Procter & Gamble profit up 14 percent
CHICAGO (Reuters) - Procter & Gamble Co (PG.N: Quote, Profile, Research, Stock Buzz) on Tuesday posted a 14 percent increase in quarterly profit, helped by sales of Gillette razors, Charmin toilet paper and Pampers diapers, the weaker dollar and cost-cutting measures.
The company said profit was $3.08 billion, or 92 cents a share, in the fiscal first quarter that ended September 30, compared with $2.70 billion, or 79 cents a share, a year earlier.
Excluding a one-time tax benefit, earnings were 90 cents a share. Analysts on average had forecast 90 cents a share, according to Reuters Estimates. On September 18, the company reiterated its forecast of 88 to 90 cents a share.
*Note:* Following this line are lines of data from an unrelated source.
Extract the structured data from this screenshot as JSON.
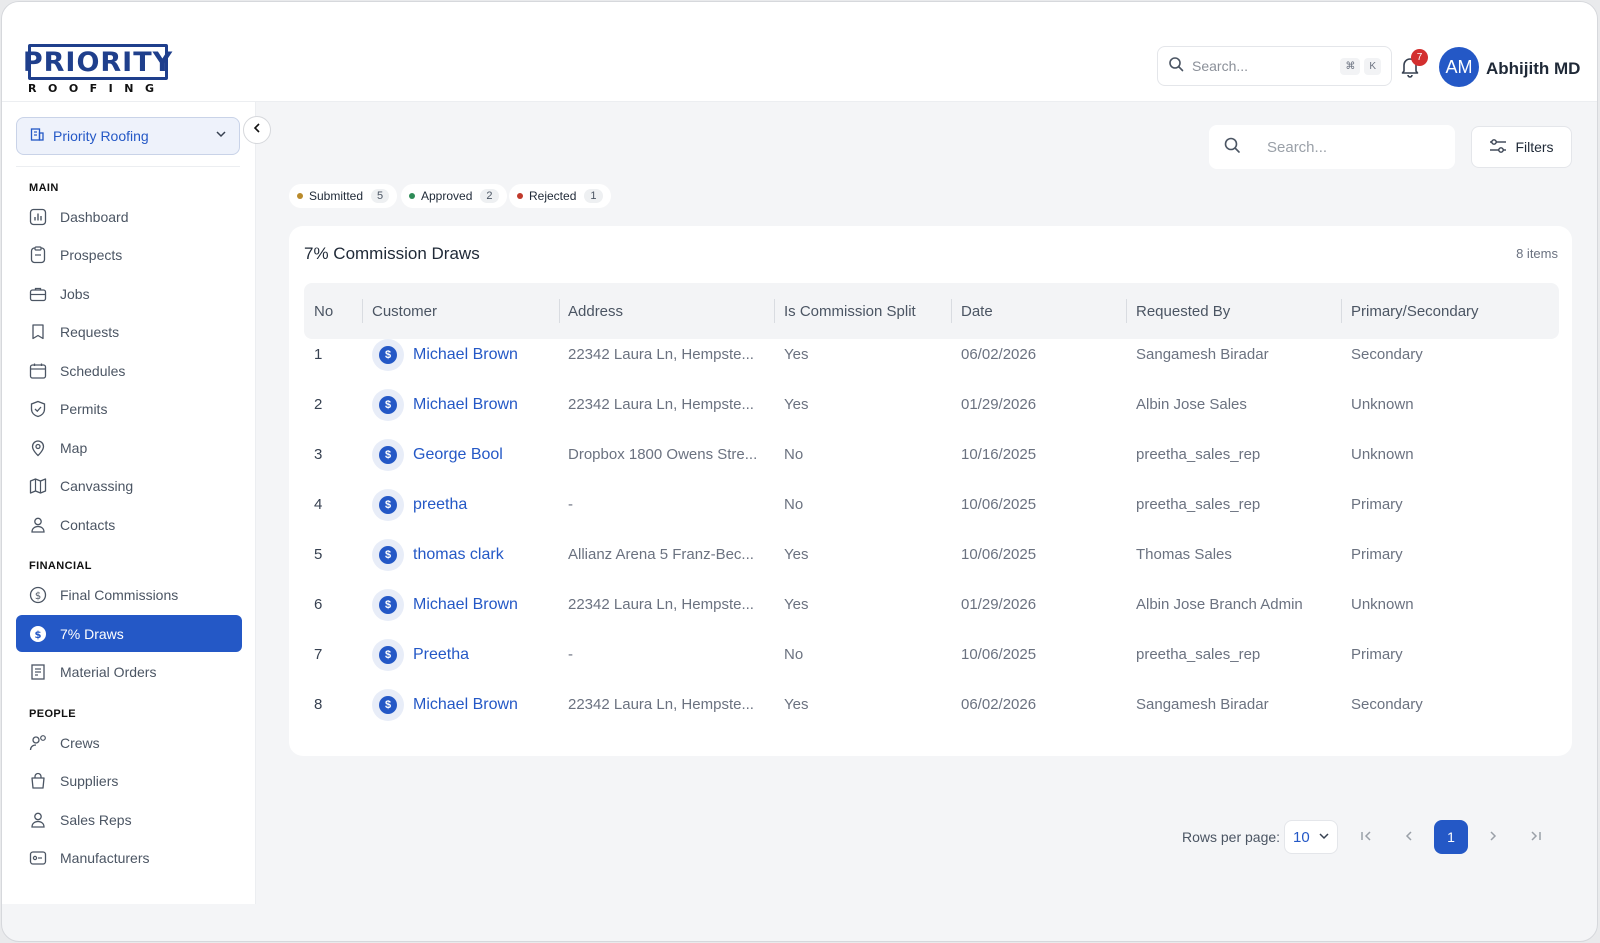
{
  "brand": {
    "logo_text": "PRIORITY",
    "logo_sub": "ROOFING",
    "accent": "#2458c6"
  },
  "header": {
    "search_placeholder": "Search...",
    "shortcut_cmd": "⌘",
    "shortcut_key": "K",
    "notification_count": "7",
    "avatar_initials": "AM",
    "user_name": "Abhijith MD"
  },
  "sidebar": {
    "org_name": "Priority Roofing",
    "sections": {
      "main": "MAIN",
      "financial": "FINANCIAL",
      "people": "PEOPLE"
    },
    "main_items": [
      "Dashboard",
      "Prospects",
      "Jobs",
      "Requests",
      "Schedules",
      "Permits",
      "Map",
      "Canvassing",
      "Contacts"
    ],
    "financial_items": [
      "Final Commissions",
      "7% Draws",
      "Material Orders"
    ],
    "people_items": [
      "Crews",
      "Suppliers",
      "Sales Reps",
      "Manufacturers"
    ],
    "active_item": "7% Draws"
  },
  "toolbar": {
    "search_placeholder": "Search...",
    "filters_label": "Filters"
  },
  "status_chips": [
    {
      "label": "Submitted",
      "count": "5",
      "color": "#b98a2b"
    },
    {
      "label": "Approved",
      "count": "2",
      "color": "#2e8b57"
    },
    {
      "label": "Rejected",
      "count": "1",
      "color": "#c0392b"
    }
  ],
  "table": {
    "title": "7% Commission Draws",
    "count_label": "8 items",
    "columns": [
      "No",
      "Customer",
      "Address",
      "Is Commission Split",
      "Date",
      "Requested By",
      "Primary/Secondary"
    ],
    "rows": [
      [
        "1",
        "Michael Brown",
        "22342 Laura Ln, Hempste...",
        "Yes",
        "06/02/2026",
        "Sangamesh Biradar",
        "Secondary"
      ],
      [
        "2",
        "Michael Brown",
        "22342 Laura Ln, Hempste...",
        "Yes",
        "01/29/2026",
        "Albin Jose Sales",
        "Unknown"
      ],
      [
        "3",
        "George Bool",
        "Dropbox 1800 Owens Stre...",
        "No",
        "10/16/2025",
        "preetha_sales_rep",
        "Unknown"
      ],
      [
        "4",
        "preetha",
        "-",
        "No",
        "10/06/2025",
        "preetha_sales_rep",
        "Primary"
      ],
      [
        "5",
        "thomas clark",
        "Allianz Arena 5 Franz-Bec...",
        "Yes",
        "10/06/2025",
        "Thomas Sales",
        "Primary"
      ],
      [
        "6",
        "Michael Brown",
        "22342 Laura Ln, Hempste...",
        "Yes",
        "01/29/2026",
        "Albin Jose Branch Admin",
        "Unknown"
      ],
      [
        "7",
        "Preetha",
        "-",
        "No",
        "10/06/2025",
        "preetha_sales_rep",
        "Primary"
      ],
      [
        "8",
        "Michael Brown",
        "22342 Laura Ln, Hempste...",
        "Yes",
        "06/02/2026",
        "Sangamesh Biradar",
        "Secondary"
      ]
    ]
  },
  "pagination": {
    "rows_per_page_label": "Rows per page:",
    "rows_per_page_value": "10",
    "current_page": "1"
  }
}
Sales rose 8 percent to $20.20 billion. Analysts on average had forecast $20.25 billion, according to Reuters Estimates. Organic sales, which exclude the impact of acquisitions, divestitures and foreign exchange, increased 5 percent during the quarter, in line with the company's target range, P&G said.
P&G has been boosting sales in emerging markets, focusing on new products such as its Crest Pro-Health oral-care line, and looking at selling off some brands. At the same time, the company is raising prices on a number of products to help offset rising costs for oil, resin and pulp.
P&G said it expects earnings of $3.46 a share to $3.49 a share in fiscal year 2008, raising its forecast range by 2 cents to account for the tax benefit. Sales are expected to grow 6 percent to 8 percent, with currency accounting for about 3 percent, the company said. Analysts on average have forecast $3.47, according to Reuters Estimates.
For the second quarter, the company forecast earnings of 95 to 97 cents a share, with sales up 6 to 8 percent.
P&G shares closed at $71.83 on Monday on the New York Stock Exchange. The stock trades at 20.7 times estimated 2008 earnings per share, compared with a multiple of 19.9 for rival Colgate-Palmolive Co (CL.N: Quote, Profile, Research, Stock Buzz).